Crab Goalkeeper (かにゴールキーパー, Kani Goalkeeper) is a 2006 Japanese monster and sports comedy directed by Minoru Kawasaki and starring Hiroshi Fujioka and Naoto Takenaka. The film portrays an oversized crab who plays as a football goal keeper. Kawasaki described it as being "like Forrest Gump, but with a crab."

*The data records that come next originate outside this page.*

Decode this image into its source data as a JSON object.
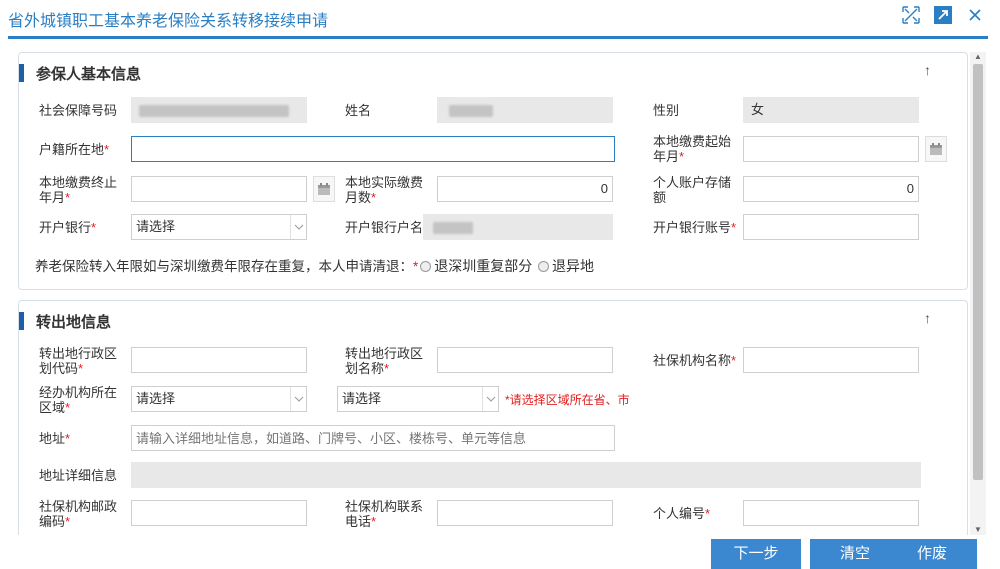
{
  "dialog": {
    "title": "省外城镇职工基本养老保险关系转移接续申请"
  },
  "header_icons": [
    "fullscreen-icon",
    "open-external-icon",
    "close-icon"
  ],
  "section1": {
    "title": "参保人基本信息",
    "toggle": "↑",
    "fields": {
      "ss_number_label": "社会保障号码",
      "name_label": "姓名",
      "gender_label": "性别",
      "gender_value": "女",
      "hukou_label": "户籍所在地",
      "start_month_label_1": "本地缴费起始",
      "start_month_label_2": "年月",
      "end_month_label_1": "本地缴费终止",
      "end_month_label_2": "年月",
      "actual_months_label_1": "本地实际缴费",
      "actual_months_label_2": "月数",
      "actual_months_value": "0",
      "account_balance_label_1": "个人账户存储",
      "account_balance_label_2": "额",
      "account_balance_value": "0",
      "bank_label": "开户银行",
      "bank_select": "请选择",
      "bank_account_name_label": "开户银行户名",
      "bank_account_no_label": "开户银行账号"
    },
    "overlap_question": "养老保险转入年限如与深圳缴费年限存在重复，本人申请清退：",
    "overlap_options": [
      "退深圳重复部分",
      "退异地"
    ]
  },
  "section2": {
    "title": "转出地信息",
    "toggle": "↑",
    "fields": {
      "region_code_label_1": "转出地行政区",
      "region_code_label_2": "划代码",
      "region_name_label_1": "转出地行政区",
      "region_name_label_2": "划名称",
      "agency_name_label": "社保机构名称",
      "agency_region_label_1": "经办机构所在",
      "agency_region_label_2": "区域",
      "province_select": "请选择",
      "city_select": "请选择",
      "region_hint": "*请选择区域所在省、市",
      "address_label": "地址",
      "address_placeholder": "请输入详细地址信息，如道路、门牌号、小区、楼栋号、单元等信息",
      "address_detail_label": "地址详细信息",
      "postcode_label_1": "社保机构邮政",
      "postcode_label_2": "编码",
      "agency_phone_label_1": "社保机构联系",
      "agency_phone_label_2": "电话",
      "personal_no_label": "个人编号"
    }
  },
  "buttons": {
    "next": "下一步",
    "clear": "清空",
    "cancel": "作废"
  },
  "colors": {
    "accent": "#2a7fc4",
    "button": "#3b87d0",
    "required": "#e02020",
    "section_bar": "#1f5fa8"
  }
}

The film was featured on the BBC documentary 'Japanorama' (episode of 5 October 2006)

== Plot ==
Members of a Japanese football team decide to hire a giant crab to play as goalkeeper.

== Cast ==

- Hiroshi Fujioka
- Arthur Kiroda

== Background ==
Alongside with two other films, The Calamari Wrestler and Monster Seafood War. Crab Goalkeeper has been noted as an example of one of Kawasaki's signature subgenres: "Sea Life Sports films". More generally, Kawasaki makes an extensive use of anthropomorphic animal creatures in his films, as in Kabuto-O Beetle or in Executive Koala. Crab Goalkeeper is also considered part of "the voluntary kitsch apparent in Kawasaki's crazy productions".

== Reception ==
The film was described as "another attempt at dealing with bizarre topics" in Kawasaki's career. Another review, calling the film a "mysterious work", found in this "series of emotional episodes provoking laughter and tears" an exploration of the way an animal can change through their contact with humans.